Attualità
Non capita tutti i giorni di vedere un luogo pubblico come il refettorio di San Pietro trasformarsi in una sorta di tribunale della storia. Sabato pomeriggio, Gubbio si è data appuntamento lì per ascoltare una tesi che, inutile girarci intorno, divide: i Ceri, icona identitaria della città, emblema della Regione Umbria, non sarebbero soltanto simbolo di devozione, ma memoria viva di una guerra.
Sul tavolo, l'ipotesi di Vincenzo Ambrogi, chirurgo toracico ma anche chirurgo della storia eugubina, che insieme a Mario Farneti, giornalista, ha di fatto aggiornato i contenuti di un libro già uscito trent'anni fa. Stavolta con una provocazione: il 15 maggio non rievoca solo Sant'Ubaldo, ma anche la vittoria del 1151 sulle undici città confederate guidate da Perugia. Non un semplice convegno, ma un vero match di idee. Pubblico numeroso, silenzioso e curioso. Qualcuno scettico, qualcuno già pronto a dire "finalmente".
Al tavolo del dibattito anche il sindaco Vittorio Fiorucci, che, pur non sposando la tesi, ha scelto una posizione equilibrata: rispetto per la ricerca, difesa della sacralità della festa, e l'accento sull'importanza dei Ceri come collante identitario per un'intera comunità.
Ambrogi ha fatto di più che parlare: ha mostrato un modellino, un piccolo ariete, ricostruito in una forma incredibilmente simile ai Ceri di oggi, per spiegare la sua teoria. Un congegno - di cui ha individuato le tracce storiche "leggendo" la colonna Traiana - capace di colpire due volte, sfruttando l'oscillazione di pesanti masse e da trasportare, prima dell'uso, inevitabilmente in verticale: l'immagine è potente e ancora più potente il parallelo con i Ceri che, secondo lo studioso e a giudicare dall'apparenza, avrebbero ereditato proprio quella forma. E lì, tra un "oh" di stupore e qualche sorriso di dubbio, si è capito che questa è un'ipotesi che colpisce davvero.

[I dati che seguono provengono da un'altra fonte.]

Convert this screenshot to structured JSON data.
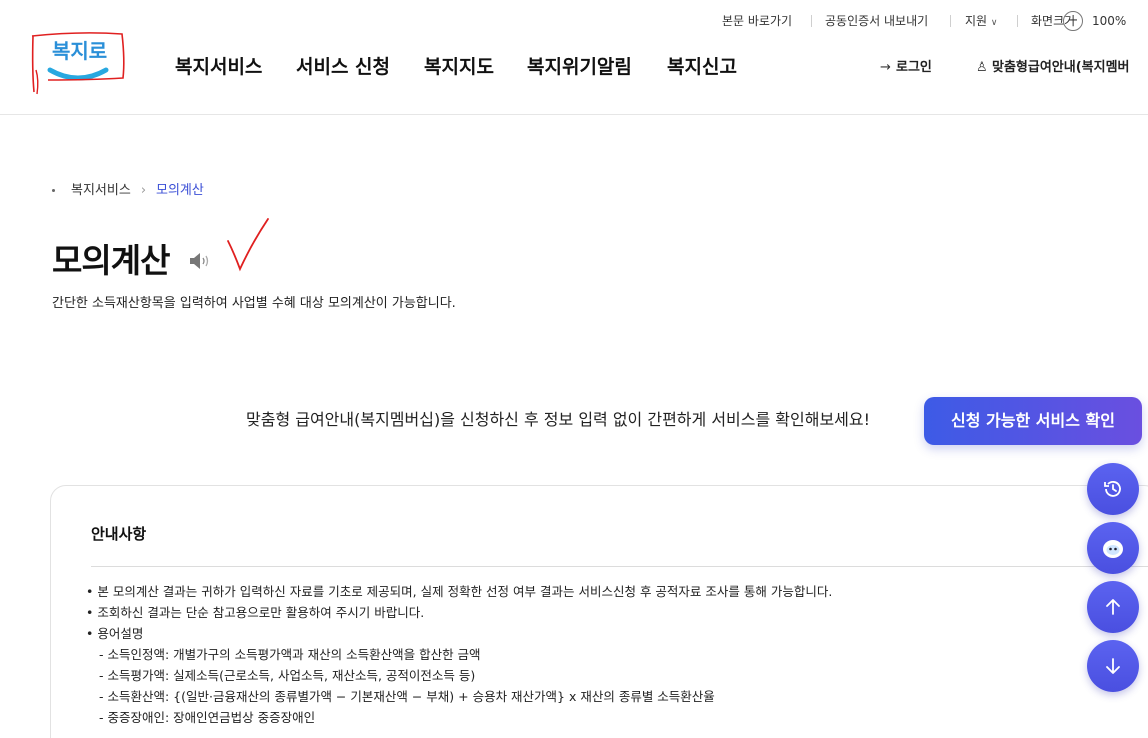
{
  "utility": {
    "skip_to_content": "본문 바로가기",
    "cert_export": "공동인증서 내보내기",
    "support": "지원",
    "screen_size": "화면크기",
    "zoom_minus": "−",
    "zoom_level": "100%"
  },
  "logo": {
    "text": "복지로"
  },
  "gnb": {
    "items": [
      "복지서비스",
      "서비스 신청",
      "복지지도",
      "복지위기알림",
      "복지신고"
    ]
  },
  "header_right": {
    "login": "로그인",
    "membership": "맞춤형급여안내(복지멤버"
  },
  "breadcrumb": {
    "parent": "복지서비스",
    "current": "모의계산"
  },
  "page": {
    "title": "모의계산",
    "description": "간단한 소득재산항목을 입력하여 사업별 수혜 대상 모의계산이 가능합니다."
  },
  "promo": {
    "text": "맞춤형 급여안내(복지멤버십)을 신청하신 후 정보 입력 없이 간편하게 서비스를 확인해보세요!",
    "button": "신청 가능한 서비스 확인"
  },
  "notice": {
    "title": "안내사항",
    "items": [
      "• 본 모의계산 결과는 귀하가 입력하신 자료를 기초로 제공되며, 실제 정확한 선정 여부 결과는 서비스신청 후 공적자료 조사를 통해 가능합니다.",
      "• 조회하신 결과는 단순 참고용으로만 활용하여 주시기 바랍니다.",
      "• 용어설명"
    ],
    "terms": [
      "- 소득인정액: 개별가구의 소득평가액과 재산의 소득환산액을 합산한 금액",
      "- 소득평가액: 실제소득(근로소득, 사업소득, 재산소득, 공적이전소득 등)",
      "- 소득환산액: {(일반·금융재산의 종류별가액 − 기본재산액 − 부채) + 승용차 재산가액} x 재산의 종류별 소득환산율",
      "- 중증장애인: 장애인연금법상 중증장애인"
    ]
  },
  "colors": {
    "accent": "#3b4fd6",
    "button_gradient_start": "#3d5be6",
    "button_gradient_end": "#6a4fe0",
    "annotation_red": "#e02020"
  },
  "icons": [
    "speaker-icon",
    "login-icon",
    "person-add-icon",
    "history-icon",
    "chatbot-icon",
    "arrow-up-icon",
    "arrow-down-icon",
    "chevron-down-icon"
  ]
}
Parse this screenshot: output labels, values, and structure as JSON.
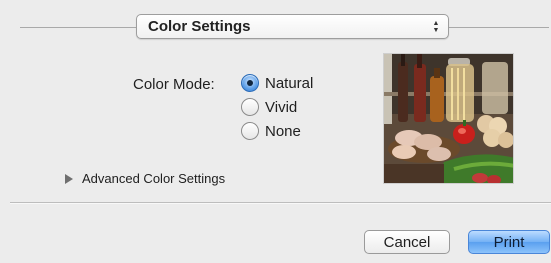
{
  "section_popup": {
    "selected": "Color Settings"
  },
  "color_mode": {
    "label": "Color Mode:",
    "options": [
      {
        "label": "Natural",
        "selected": true
      },
      {
        "label": "Vivid",
        "selected": false
      },
      {
        "label": "None",
        "selected": false
      }
    ]
  },
  "advanced": {
    "label": "Advanced Color Settings",
    "expanded": false
  },
  "buttons": {
    "cancel": "Cancel",
    "print": "Print"
  },
  "colors": {
    "accent": "#5aa0ef",
    "background": "#ececec"
  }
}
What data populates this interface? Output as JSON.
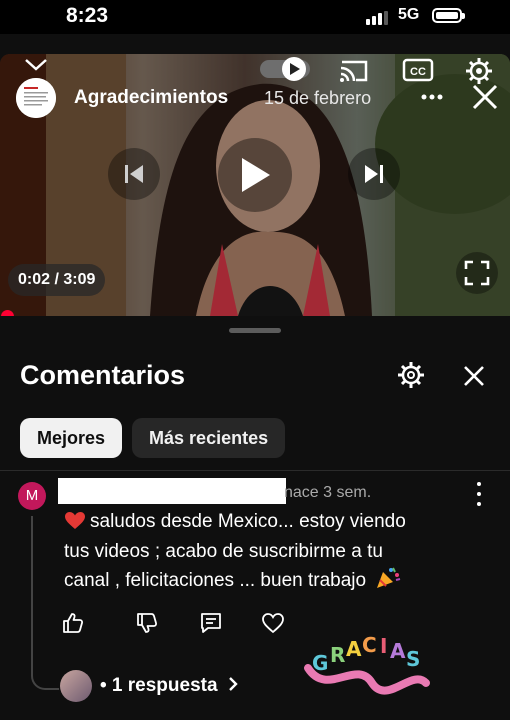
{
  "status_bar": {
    "time": "8:23",
    "network": "5G"
  },
  "video": {
    "channel_name": "Agradecimientos",
    "date": "15 de febrero",
    "time_display": "0:02 / 3:09"
  },
  "comments_panel": {
    "title": "Comentarios",
    "sort_chips": [
      {
        "label": "Mejores",
        "active": true
      },
      {
        "label": "Más recientes",
        "active": false
      }
    ],
    "comment": {
      "avatar_letter": "M",
      "age": "nace 3 sem.",
      "lines": [
        "saludos desde Mexico... estoy viendo",
        "tus videos ; acabo de suscribirme a tu",
        "canal , felicitaciones ... buen trabajo"
      ],
      "replies_label": "• 1 respuesta",
      "sticker_text": [
        "G",
        "R",
        "A",
        "C",
        "I",
        "A",
        "S"
      ]
    }
  },
  "colors": {
    "accent_red": "#ff0033",
    "avatar_pink": "#c2185b",
    "background": "#0f0f0f"
  }
}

Di sicuro siamo di fronte a una ricostruzione affascinante, sulla quale serviranno altre ricerche, magari rovistando in quelle polverose carte che giacciono negli archivi di Stato e che attendono solo qualcuno disposto a leggerle. Perché sì, la sacralità delle tradizioni non va mai calpestata. Ma capire perché esistono, da dove arrivano, quale evento le ha generate, non le indebolisce: le rafforza. Dà spessore all'identità di una comunità.
E in questo Ambrogi e Farneti hanno fatto centro. Non hanno imposto l'ultima parola, ma hanno offerto un nuovo punto di partenza. Hanno messo un tassello che chiude un cerchio lasciato aperto per secoli, laddove tante teorie precedenti si fermavano sempre davanti a troppi interrogativi. E qui sta la vera notizia: Gubbio ha discusso, ha partecipato, ha riflettuto. E questo è già un altro grande atto d'amore verso i suoi Ceri.
Al di là delle ipotesi e delle interpretazioni, infatti, ciò che rimane è la forza di una tradizione capace di tenere viva la memoria e di dare forma a un rito collettivo che unisce le persone. La storia dei Ceri continua e continuerà a farci discutere e riflettere, con la stessa intensità con cui ogni anno fa vibrare una città intera.